In practical terms, the anticipated 2025 path for US equities could favor a blended portfolio approach. Investments in growth-oriented exposures unmarred by excessive risk, supplemented by high-quality cyclicals and defensive dividend payers capable of leveraging AI-driven improvements, may be well-suited to navigate a rate-sensitive backdrop. The inclusion of buyback-informed equities may also help reduce downside risk and contribute to a steadier trajectory during periods of macro uncertainty. The key is to maintain flexibility to adapt to evolving data and to rebalance as AI-enabled productivity and corporate earnings narratives become clearer over time. A well-structured strategy acknowledges the potential for volatility while staying aligned with the longer-run drivers that Washington highlights.

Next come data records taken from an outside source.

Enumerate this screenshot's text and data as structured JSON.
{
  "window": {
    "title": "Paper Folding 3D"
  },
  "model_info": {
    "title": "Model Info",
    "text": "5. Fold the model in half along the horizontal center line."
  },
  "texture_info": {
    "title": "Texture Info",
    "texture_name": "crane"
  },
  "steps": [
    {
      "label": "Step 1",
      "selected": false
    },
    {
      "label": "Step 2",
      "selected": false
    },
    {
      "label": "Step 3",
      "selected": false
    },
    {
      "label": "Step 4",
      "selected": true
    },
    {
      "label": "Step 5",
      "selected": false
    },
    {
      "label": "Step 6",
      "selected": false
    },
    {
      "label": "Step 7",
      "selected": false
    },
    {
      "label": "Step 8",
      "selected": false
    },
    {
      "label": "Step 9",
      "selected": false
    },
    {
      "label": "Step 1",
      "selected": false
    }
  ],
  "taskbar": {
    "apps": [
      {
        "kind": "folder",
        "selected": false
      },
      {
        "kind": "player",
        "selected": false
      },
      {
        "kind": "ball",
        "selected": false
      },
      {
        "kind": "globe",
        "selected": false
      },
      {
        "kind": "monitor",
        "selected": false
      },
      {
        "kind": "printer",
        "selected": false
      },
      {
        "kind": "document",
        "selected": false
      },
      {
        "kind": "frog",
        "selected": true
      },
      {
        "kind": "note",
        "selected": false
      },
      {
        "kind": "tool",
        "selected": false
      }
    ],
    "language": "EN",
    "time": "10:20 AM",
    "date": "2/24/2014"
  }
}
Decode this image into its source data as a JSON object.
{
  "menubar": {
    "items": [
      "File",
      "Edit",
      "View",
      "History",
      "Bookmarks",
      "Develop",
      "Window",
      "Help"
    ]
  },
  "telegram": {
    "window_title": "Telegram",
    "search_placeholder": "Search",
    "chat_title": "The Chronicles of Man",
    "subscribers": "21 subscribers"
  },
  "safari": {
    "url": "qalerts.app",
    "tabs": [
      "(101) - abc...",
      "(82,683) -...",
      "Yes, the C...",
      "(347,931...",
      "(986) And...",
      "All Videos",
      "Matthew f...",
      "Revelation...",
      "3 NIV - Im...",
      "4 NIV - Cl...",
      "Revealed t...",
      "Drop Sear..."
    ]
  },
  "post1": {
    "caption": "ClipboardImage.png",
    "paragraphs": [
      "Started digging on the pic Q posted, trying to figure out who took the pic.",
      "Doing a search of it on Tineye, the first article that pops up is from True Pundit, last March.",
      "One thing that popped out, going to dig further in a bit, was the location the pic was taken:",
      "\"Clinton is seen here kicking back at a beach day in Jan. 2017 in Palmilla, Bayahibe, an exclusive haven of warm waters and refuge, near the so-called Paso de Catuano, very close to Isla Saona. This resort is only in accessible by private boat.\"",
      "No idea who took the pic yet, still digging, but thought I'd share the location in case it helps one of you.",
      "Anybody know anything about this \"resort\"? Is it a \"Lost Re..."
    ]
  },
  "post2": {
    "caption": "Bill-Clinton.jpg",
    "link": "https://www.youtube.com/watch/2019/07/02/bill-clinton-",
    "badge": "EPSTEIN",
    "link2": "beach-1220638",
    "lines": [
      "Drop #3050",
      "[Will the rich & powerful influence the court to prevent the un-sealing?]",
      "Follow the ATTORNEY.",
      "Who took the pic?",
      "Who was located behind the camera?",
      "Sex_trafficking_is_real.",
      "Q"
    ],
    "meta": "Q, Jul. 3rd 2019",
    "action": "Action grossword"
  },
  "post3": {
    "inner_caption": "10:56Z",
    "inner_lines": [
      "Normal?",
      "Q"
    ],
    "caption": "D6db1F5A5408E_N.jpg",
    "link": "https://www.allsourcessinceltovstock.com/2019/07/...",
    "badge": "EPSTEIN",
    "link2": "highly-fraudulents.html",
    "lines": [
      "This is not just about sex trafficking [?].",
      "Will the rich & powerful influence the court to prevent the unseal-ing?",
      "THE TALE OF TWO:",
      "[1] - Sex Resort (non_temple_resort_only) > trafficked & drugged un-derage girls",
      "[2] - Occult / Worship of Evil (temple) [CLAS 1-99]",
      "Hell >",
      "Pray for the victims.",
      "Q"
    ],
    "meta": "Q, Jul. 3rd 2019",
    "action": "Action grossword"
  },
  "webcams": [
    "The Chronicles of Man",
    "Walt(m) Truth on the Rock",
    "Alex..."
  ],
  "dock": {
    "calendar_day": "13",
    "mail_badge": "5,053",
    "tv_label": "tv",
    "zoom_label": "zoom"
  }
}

Finally, it is important to reflect on the broader implications of these insights for market participants. The intersection of higher yields, AI-driven productivity, and corporate buybacks presents a nuanced, multi-factor framework that can shape market behavior across sectors. Rather than viewing any single driver in isolation, investors can benefit from recognizing how these elements reinforce one another. This holistic perspective supports a disciplined investment approach that seeks to capture the upside potential of AI-enabled growth while managing the near-term risk associated with rate movements. Washington’s view offers a roadmap for navigating 2025 with a thoughtful balance between risk control and the pursuit of meaningful returns, grounded in a robust understanding of the interplay between technology, capital allocation, and macro dynamics.

Conclusion

In sum, the outlook for US stocks sits at an intersection of near-term rate dynamics and longer-term, productivity-driven growth catalysts. Mike Washington of Goldman Sachs emphasizes that the current rise in yields has historically been associated with short-term equity underperformance, yet the market’s longer-term prospects remain favorable. The AI revolution emerges as a central engine, with potential to uplift earnings across a wide spectrum of companies, not just those in the technology sector. This broad productivity uplift can bolster corporate profitability and, in turn, sustain elevated equity demand as AI adoption deepens and expands into new use cases.

Additionally, corporate repurchases—signaling strong capital-allocation discipline—provide a consistent source of demand that can support stock prices and improve per-share metrics. The near-record levels of buyback authorizations in 2024 imply a robust commitment to shareholder value, a factor that complements AI-driven earnings growth and can help stabilize market participation in the face of rate volatility. Investor sentiment, while having experienced stretched levels in December, appears to have cooled to more sustainable levels, which can foster a more credible foundation for continued equity participation if earnings and productivity improvements materialize as expected.

Taken together, these elements form a cohesive case for a constructive equity environment in 2025, with the potential for another double-digit return year as the interplay of AI-enabled efficiency, buyback-driven demand, and a balanced sentiment backdrop helps to offset the near-term headwinds from higher yields. Investors who carefully calibrate their exposure to value, growth, and high-quality income-generating stocks—while prioritizing companies with credible AI adoption plans and disciplined capital allocation—may position themselves to benefit from a durable, multi-year upcycle in US equities. The overarching message is one of guarded optimism, anchored in tangible corporate actions, technological progress, and a measured response to the yield landscape, pointing toward a favorable trajectory for US stocks as the 2025 horizon unfolds.